Toronto Star

Five gripping reads worth talking about

- DEBORAH DUNDAS BOOKS EDITOR

Summer’s also about sitting around a table with friends, or on a café patio, perhaps, talking about life, current affairs and the latest movies. Here are five books that will make you the life of your cultural conversati­ons.

We Were Feminists Once by Andi Zeisler Feminism has been a hot topic lately with celebritie­s and writers all weighing in and trying to define what it means to the millennial generation.

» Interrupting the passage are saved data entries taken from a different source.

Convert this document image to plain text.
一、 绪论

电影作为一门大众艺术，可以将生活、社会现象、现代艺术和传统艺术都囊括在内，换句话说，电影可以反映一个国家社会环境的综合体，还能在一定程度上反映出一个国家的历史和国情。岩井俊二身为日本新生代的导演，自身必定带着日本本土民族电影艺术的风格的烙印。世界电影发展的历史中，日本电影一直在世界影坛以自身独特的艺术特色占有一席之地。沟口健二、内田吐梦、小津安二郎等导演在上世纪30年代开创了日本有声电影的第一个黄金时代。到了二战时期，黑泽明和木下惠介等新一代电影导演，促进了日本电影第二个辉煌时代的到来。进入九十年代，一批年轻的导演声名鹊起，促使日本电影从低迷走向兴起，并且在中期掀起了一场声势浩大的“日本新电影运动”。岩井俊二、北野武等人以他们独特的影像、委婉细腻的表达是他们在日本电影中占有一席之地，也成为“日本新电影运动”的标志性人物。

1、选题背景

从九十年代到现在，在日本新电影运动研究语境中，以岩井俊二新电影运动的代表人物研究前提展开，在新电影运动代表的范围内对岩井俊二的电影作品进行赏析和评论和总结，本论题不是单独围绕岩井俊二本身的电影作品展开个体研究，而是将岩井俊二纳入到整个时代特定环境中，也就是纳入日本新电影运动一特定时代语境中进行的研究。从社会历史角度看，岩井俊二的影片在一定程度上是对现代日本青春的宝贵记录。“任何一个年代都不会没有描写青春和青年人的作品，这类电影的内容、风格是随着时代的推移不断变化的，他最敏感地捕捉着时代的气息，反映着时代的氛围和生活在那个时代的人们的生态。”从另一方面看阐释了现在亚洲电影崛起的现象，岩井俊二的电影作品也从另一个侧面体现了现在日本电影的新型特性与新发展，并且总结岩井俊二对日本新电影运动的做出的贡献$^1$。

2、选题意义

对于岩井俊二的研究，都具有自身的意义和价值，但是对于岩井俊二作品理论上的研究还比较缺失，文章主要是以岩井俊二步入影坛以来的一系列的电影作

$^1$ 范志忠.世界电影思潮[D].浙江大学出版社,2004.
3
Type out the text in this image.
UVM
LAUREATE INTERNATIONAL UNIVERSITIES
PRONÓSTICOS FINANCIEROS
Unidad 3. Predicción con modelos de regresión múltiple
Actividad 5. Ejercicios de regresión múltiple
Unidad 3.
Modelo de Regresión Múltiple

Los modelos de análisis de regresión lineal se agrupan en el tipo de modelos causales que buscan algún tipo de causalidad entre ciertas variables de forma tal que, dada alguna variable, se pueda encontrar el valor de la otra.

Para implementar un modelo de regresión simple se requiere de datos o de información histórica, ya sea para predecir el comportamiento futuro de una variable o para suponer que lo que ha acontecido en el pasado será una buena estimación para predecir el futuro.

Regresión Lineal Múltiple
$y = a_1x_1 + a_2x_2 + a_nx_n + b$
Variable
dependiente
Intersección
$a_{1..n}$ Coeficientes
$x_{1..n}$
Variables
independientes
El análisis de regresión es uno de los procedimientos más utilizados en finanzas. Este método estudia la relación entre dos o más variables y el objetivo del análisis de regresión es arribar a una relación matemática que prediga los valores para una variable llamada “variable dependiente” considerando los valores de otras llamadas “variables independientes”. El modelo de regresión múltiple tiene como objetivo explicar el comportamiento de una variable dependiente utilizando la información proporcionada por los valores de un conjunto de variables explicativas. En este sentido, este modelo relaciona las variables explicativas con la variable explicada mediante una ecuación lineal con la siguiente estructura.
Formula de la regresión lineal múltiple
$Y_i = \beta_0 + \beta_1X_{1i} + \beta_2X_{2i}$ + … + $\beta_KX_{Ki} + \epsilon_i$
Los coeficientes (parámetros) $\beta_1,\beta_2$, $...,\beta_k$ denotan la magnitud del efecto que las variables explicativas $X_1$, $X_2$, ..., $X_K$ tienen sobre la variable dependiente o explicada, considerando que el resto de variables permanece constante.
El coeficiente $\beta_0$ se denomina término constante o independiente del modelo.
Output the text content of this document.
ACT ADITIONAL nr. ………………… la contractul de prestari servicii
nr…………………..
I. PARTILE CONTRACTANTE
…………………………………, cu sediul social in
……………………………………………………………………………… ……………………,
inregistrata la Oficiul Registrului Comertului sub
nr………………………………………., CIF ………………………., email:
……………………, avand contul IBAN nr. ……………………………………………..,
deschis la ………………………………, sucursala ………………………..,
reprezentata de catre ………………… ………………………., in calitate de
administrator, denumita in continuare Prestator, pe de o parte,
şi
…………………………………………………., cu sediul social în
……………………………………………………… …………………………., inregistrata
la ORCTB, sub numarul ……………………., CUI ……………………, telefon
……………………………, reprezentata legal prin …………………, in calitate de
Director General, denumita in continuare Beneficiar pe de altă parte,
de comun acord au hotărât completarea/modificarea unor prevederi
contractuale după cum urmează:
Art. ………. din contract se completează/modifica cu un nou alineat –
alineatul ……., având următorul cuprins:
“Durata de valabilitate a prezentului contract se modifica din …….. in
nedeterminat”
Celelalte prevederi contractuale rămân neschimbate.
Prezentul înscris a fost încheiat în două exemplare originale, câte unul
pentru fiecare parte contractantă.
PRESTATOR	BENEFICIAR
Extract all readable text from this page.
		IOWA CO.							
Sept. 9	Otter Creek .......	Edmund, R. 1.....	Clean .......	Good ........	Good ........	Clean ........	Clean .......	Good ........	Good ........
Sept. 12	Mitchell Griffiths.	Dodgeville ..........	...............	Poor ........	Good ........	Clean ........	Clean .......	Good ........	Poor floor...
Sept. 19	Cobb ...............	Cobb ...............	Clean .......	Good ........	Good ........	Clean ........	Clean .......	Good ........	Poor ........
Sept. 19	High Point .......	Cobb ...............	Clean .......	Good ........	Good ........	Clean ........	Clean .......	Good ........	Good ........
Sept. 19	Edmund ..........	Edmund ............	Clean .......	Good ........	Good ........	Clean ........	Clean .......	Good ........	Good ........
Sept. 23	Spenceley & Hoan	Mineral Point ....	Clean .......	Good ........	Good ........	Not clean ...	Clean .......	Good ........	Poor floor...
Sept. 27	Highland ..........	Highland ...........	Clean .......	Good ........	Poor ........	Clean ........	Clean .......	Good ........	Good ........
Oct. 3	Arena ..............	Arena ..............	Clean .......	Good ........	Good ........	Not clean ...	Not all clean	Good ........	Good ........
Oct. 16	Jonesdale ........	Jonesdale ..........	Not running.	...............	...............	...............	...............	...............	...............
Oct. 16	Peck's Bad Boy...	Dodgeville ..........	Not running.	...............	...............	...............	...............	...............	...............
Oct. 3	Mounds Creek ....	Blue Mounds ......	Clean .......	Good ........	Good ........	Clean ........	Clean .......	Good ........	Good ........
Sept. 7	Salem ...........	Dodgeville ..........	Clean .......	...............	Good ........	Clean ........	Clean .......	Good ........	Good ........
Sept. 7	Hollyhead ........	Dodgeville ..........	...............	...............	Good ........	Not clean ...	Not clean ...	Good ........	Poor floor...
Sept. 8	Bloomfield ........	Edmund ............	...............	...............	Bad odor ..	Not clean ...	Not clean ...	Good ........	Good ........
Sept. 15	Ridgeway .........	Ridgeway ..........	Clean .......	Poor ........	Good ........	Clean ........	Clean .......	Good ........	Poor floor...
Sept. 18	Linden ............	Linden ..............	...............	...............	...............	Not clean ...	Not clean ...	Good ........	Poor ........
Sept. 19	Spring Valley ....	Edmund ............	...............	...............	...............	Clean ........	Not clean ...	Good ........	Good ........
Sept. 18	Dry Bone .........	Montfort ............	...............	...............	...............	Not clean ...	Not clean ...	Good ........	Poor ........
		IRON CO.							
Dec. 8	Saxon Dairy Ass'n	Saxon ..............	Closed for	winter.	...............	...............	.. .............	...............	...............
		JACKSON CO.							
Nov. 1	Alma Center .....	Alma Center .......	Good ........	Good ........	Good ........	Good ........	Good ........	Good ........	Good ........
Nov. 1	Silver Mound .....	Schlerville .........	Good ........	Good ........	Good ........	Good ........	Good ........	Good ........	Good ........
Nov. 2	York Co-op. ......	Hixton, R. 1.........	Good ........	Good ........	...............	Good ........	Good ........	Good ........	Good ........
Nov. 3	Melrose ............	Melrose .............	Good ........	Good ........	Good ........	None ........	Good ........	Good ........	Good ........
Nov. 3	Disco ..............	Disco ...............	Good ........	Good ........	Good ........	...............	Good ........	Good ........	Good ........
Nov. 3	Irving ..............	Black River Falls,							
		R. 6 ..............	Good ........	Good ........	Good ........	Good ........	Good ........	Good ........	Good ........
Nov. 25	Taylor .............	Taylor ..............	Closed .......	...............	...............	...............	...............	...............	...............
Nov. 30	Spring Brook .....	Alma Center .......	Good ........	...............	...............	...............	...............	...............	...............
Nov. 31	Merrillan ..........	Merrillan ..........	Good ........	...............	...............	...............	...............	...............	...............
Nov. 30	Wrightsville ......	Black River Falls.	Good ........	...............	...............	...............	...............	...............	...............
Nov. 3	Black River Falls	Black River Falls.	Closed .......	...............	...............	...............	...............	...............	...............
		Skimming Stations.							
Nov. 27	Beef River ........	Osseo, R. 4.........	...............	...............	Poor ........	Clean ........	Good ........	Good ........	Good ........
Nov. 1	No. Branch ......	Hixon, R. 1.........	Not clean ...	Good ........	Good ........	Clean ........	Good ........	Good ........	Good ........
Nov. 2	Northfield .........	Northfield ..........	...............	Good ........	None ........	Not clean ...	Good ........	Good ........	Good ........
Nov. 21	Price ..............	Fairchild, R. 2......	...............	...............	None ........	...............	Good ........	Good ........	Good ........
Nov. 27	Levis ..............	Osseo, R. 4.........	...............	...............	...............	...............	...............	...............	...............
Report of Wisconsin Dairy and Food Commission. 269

In this book — subtitled From Riot Grrrl to CoverGirl (which is a registered trademark), The Buying and Selling of a Political Movement — Zeisler, who founded Bitch Media, talks about how pop culture has watered feminism down, turning it into a trend. She explores how we can rediscover the movement’s real power.

Brown by Kamal Al-Solaylee Kamal Al-Solaylee has written one of the most important books to come out of Toronto this year — on the meaning of being brown. The Ryerson university professor looks at his own experience­s, but also casts a wider eye to the global experience. So often, people of brown skin are defined in the black/white paradigm where, really, “to be brown is to be on the cusp of whiteness and the edge of blackness.” A fascinatin­g read no matter what your ethnicity.

The View from the Cheap Seats by Neil Gaiman The prolific British author always has lots to say and, in this collection, of essays and other non-fiction pieces he says it with his usual style — showing that very smart can also be acces- sible. He talks about writers and writing, sure, but also being at the 2010 Academy Awards, takes a look at influences including Ray Bradbury (of The Twilight Zone fame), Batman and Dr. Who, and even, on a more serious note, the plight of Syrian refugees. A book to read, think about and talk about.

This is London by Ben Judah Here is a book Torontonia­ns will be able to relate to — and one that will help refill your book pile at the end of the summer when it comes out. London deserves a new look is the premise, and journalist Ben Judah sets out to illustrate what the city is now: a multicultu­ral population living amongst English architectu­re and history. It may be the city of William Blake but it’s also the city of Nahla, a super-rich Egyptian girl, and poorer immigrants from Romania Pakistan, Poland, Afghanista­n.

At The Existentia­list Café by Sarah Bakewell So you think philosophy is dead, or even just dry? Sarah Bakewell puts paid to that notion with this look at the oh-so-cool crowd of the 1930s.

You know, Jean-Paul Sartre, Simone de Beauvoir and Raymond Aron, along with Albert Camus, Iris Murdoch, Martin Heidegger, et al.

Imagine hanging out at a café drinking cocktails with this group — Bakewell did and this is an enjoyable reintroduc­tion to existentia­lism, which Bakewell insists changed lives and still can.